As you can guess from the names of the devices, a demonstration voltmeter is used to demonstrate experiments, and you will use a laboratory voltmeter when performing laboratory work.
Figure 1. Types of voltmeters
On the scale of each voltmeter there is a higher (maximum) voltage value that it is capable of measuring. Exceeding this limit may result in device failure.
Exercises
Exercise No. 1
Consider the voltmeter scale (Figure 1, a).

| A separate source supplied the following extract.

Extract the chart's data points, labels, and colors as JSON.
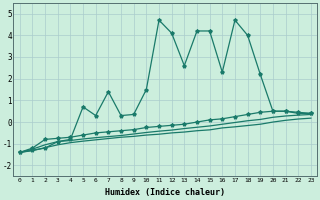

Determine the division price. Draw its scale in a notebook and draw the position of the arrow at a voltage of $4.5 \space V$; $7.5 \space В$; $10.5 \space В$. Let us determine the division price of such a voltmeter. Let's take the values 0 and 3. From 0 to 3 we have only two divisions. It turns out that $\frac{3 \space B - 0 \space B}{2} = 1.5 \space B$. The division price of this voltmeter is $1.5 \space V$.
Figure 8 shows the readings of this voltmeter at: $U_1 = 4.5 \space V$ (Figure 8, a); $U_2 = 7.5 \space B$ (Figure 8, b); $U_3 = 10.5 \space В$ (Figure 8, c).
Figure 8. Various voltmeter readings
Exercise No. 2
Determine the scale division value of the voltmeter shown in Figure 5. What voltage does it show?
The voltmeter scale in Figure 5 is identical to the voltmeter scale in Figure 1, a. We have already determined its division price in the previous exercise. The division price of this voltmeter is $1.5 \space V$.
In Figure 5, the voltmeter shows a voltage value equal to $1.5 \space V$.